Brasileiros barrados na fronteira

De acordo com dados do ICE, cerca de 18 mil brasileiros foram detidos por tentar entrar de forma irregular nos EUA em 2019. Esse número representou um aumento de 600% em relação a 2016, quando 3.252 cidadãos do Brasil foram barrados – último recorde registrado.

Apesar de os dados ainda não estarem consolidados, o órgão de fronteira dos EUA estima em 1,6 mil o número de brasileiros detidos somente em janeiro deste ano tentando entrar no país sem a documentação necessária.

Como consequência, a quantidade de deportados brasileiros também vem aumentando. De 2015 a 2019, houve um crescimento de 138% de pessoas enviadas de volta para o Brasil — eram 744 e no ano passado chegou a 1.770. A tendência, inclusive, é de que, com os voos fretados, a quantidade de brasileiros deportados dos EUA cresça ainda mais rapidamente – sem contar a própria política de imigração norte-americana, mais rígida.

“Essa política de endurecimento não é exclusividade do governo Trump. Em 2016, quando Barack Obama ainda era presidente, a política imigratória já começou a ficar mais endurecida. Mas, com o Trump, as detenções aumentaram mais de 40% em relação ao mandato do Obama”, diz Joseane.

Protocolo prevê que brasileiros sejam enviados ao México

Quando são barrados na fronteira, os cidadãos brasileiros são detidos e levados para centros de imigração, onde aguardam o processo de deportação. O governo dos EUA, porém, anunciou no fim de janeiro que os brasileiros que forem detidos na fronteira poderão ser enviados novamente ao México, onde aguardarão a decisão das autoridades norte-americanas sobre a autorização de ingresso no país.

Esse instrumento é chamado de Protocolo de Proteção dos Migrantes (MPP, na sigla em inglês). Até então, era usado para cidadãos que falassem espanhol, sob a justificativa de que teriam condições de se adaptar à realidade mexicana enquanto aguardassem a resposta dos EUA.

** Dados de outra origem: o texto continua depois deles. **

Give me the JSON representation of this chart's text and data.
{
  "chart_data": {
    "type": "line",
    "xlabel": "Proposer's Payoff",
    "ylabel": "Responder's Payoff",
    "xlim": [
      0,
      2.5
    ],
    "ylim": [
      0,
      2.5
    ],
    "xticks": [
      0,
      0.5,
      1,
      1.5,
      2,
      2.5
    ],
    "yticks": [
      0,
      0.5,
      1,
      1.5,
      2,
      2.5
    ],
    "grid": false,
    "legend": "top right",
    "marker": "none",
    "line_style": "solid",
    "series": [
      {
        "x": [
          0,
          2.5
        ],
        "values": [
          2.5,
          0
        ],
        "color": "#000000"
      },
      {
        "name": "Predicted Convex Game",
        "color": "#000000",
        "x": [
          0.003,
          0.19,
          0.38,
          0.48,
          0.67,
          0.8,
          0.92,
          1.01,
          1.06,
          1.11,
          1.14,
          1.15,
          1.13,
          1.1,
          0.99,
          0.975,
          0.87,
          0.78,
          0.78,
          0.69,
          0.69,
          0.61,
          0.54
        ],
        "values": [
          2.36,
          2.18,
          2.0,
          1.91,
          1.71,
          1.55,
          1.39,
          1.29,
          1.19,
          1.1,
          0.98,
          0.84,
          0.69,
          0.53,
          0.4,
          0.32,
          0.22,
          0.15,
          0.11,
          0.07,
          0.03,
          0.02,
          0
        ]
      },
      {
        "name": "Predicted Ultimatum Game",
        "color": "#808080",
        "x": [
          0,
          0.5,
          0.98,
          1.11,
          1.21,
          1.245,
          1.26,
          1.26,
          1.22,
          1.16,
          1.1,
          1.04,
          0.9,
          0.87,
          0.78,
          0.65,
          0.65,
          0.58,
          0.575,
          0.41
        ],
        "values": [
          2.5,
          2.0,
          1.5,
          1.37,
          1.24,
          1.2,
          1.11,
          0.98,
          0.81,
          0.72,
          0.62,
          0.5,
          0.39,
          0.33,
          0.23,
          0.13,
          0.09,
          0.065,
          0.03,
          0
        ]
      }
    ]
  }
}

“O fato de os brasileiros agora fazerem parte do programa mostra que o Departamento [de Segurança Interna], juntamente com as autoridades mexicanas, sempre procurou expandir o programa de maneira segura e responsável. O MPP tem sido um elemento crucial do sucesso do Departamento em lidar com a crise em curso, proteger a fronteira e acabar com a captura e liberação”, informou o Departamento de Segurança Interna em nota à imprensa.

A principal crítica ao programa é de que as pessoas enviadas para o México são levadas para cidades onde os índices de violência são altos, como Nuevo Laredo e Matamoros. Ambas estão no estado de Tamaulipas, local que o Departamento de Estado dos EUA classifica como nível 4 (“não viaje”) – o mesmo de países como Afeganistão, Irã Líbia e Síria.

Segundo a Human Rights First, uma organização internacional de direitos humanos, mais de 59 mil pessoas foram acomodadas no MPP, sendo pelo menos 26 mil na região de Tamaulipas — a maioria são cidadãos de Honduras e Guatemala. De acordo com a mesma organização, foram registrados 816 casos em 2019 de assassinato, tortura, estupro, sequestro e outros ataques violentos contra pessoas barradas nos EUA.